H.R. 4245 would exempt exporters of certain species of sea creatures from having to obtain export licenses from the United States Fish and Wildlife Service (USFWS). Enacting the legislation would reduce offsetting receipts, which are treated as reductions in direct spending, and the associated direct spending; therefore, pay-as-you-go procedures apply. However, CBO estimates that any net effects on direct spending would be negligible. Enacting the bill would not affect revenues.

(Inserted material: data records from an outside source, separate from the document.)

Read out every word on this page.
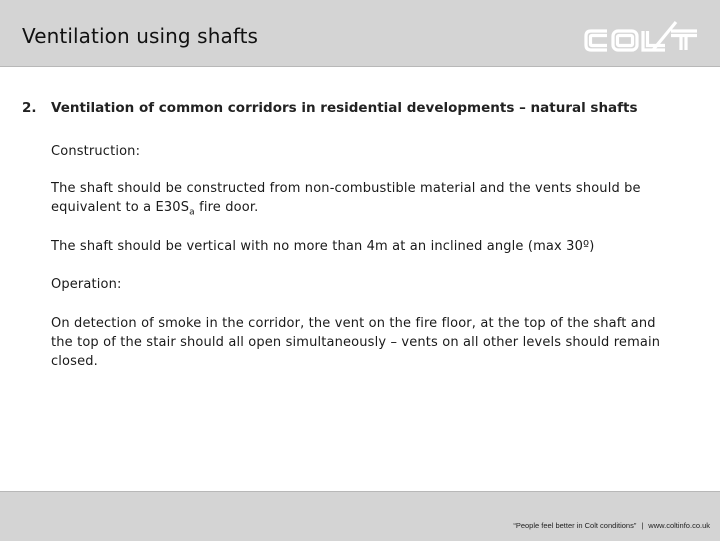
Ventilation using shafts
2. Ventilation of common corridors in residential developments – natural shafts
Construction:
The shaft should be constructed from non-combustible material and the vents should be equivalent to a $E30S_a$ fire door.
The shaft should be vertical with no more than 4m at an inclined angle (max 30º)
Operation:
On detection of smoke in the corridor, the vent on the fire floor, at the top of the shaft and the top of the stair should all open simultaneously – vents on all other levels should remain closed.
“People feel better in Colt conditions” | www.coltinfo.co.uk
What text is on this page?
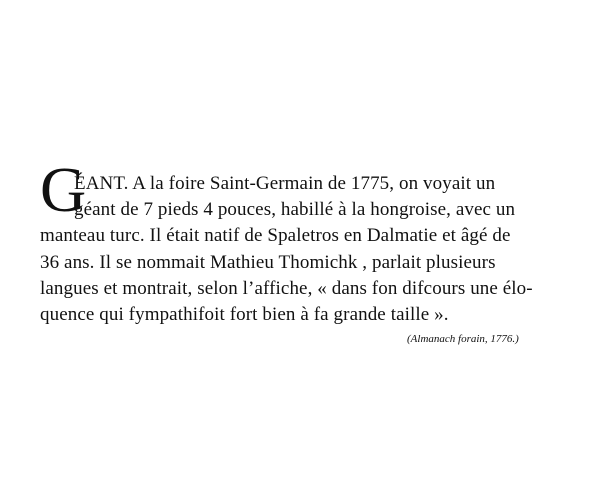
G
ÉANT. A la foire Saint-Germain de 1775, on voyait un
géant de 7 pieds 4 pouces, habillé à la hongroise, avec un
manteau turc. Il était natif de Spaletros en Dalmatie et âgé de
36 ans. Il se nommait Mathieu Thomichk , parlait plusieurs
langues et montrait, selon l’affiche, « dans fon difcours une élo-
quence qui fympathifoit fort bien à fa grande taille ».
(Almanach forain, 1776.)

Under H.R. 4245, an export license would not be required to ship sea cucumbers, sea urchins, squid, octopus, and cuttlefish to foreign markets. Enacting the bill would reduce offsetting receipts from fees that the USFWS charges for export licenses. The bill also could reduce receipts from inspection fees because exporters of the affected products would no longer be required to clear shipments directly with the USFWS. CBO estimates that enacting the bill would reduce the fees from licensing and inspecting such shipments by less than $500,000 a year. Because the agency is authorized to retain and spend proceeds from those activities, any reduction in fee collections would be offset by a similar reduction in direct spending. On net, CBO estimates that enacting the bill would have a negligible effect on the federal budget.
CBO estimates that enacting H.R. 4245 would not increase net direct spending or on-budget deficits in any of the four consecutive 10-year periods beginning in 2027.
H.R. 4245 contains no intergovernmental or private-sector mandates as defined in the Unfunded Mandates Reform Act and would impose no costs on state, local, or tribal governments.